Every November the UK marks Remembrance Sunday, when the nation collectively remembers its war dead, an occasion symbolised by the wearing of poppies, the flowers which sprang up in the battle-torn land of the fields of Flanders after the First World War.
The Scott Monument in Princes Street Gardens is the site of the annual Garden of Remembrance, where families and organisations lay wreaths and poppies for those who gave their lives to the conflicts of 1914-18 and 1939-45.
Other war memorials around Edinburgh are also the site of poppy tributes, and many of the memorials themselves were created by the architect Robert Lorimer.

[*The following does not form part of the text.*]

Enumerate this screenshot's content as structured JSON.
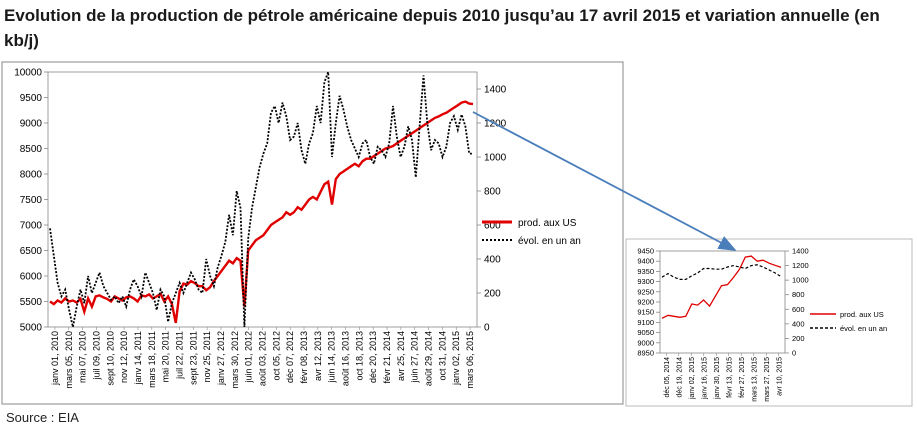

His most significant contribution to the city was the Scottish National War Memorial inside Edinburgh Castle.
You may already know that in Scotland the Remembrance poppies have four petals, whereas in the rest of the UK the design has just two petals, but did you also know that five million paper poppies are made each year at Lady Haig's Poppy Factory in Edinburgh?
The factory was set up in 1926, at the suggestion of Countess Haig, wife of Field Marshall Douglas Haig, who was born in Charlotte Square in Edinburgh's New Town, and became commander of the British troops during the First World War, including at the battle of the Somme. The factory moved to its current site, a former printing works near Canonmills, in 1965.
In 1998, Edinburgh's Lady Haig Poppy Factory became an independent charity, and today it produces eight thousand of the ceremonial wreaths laid at commemorative services across Scotland each November, continuing to employ disabled veterans and other ex-service men and women.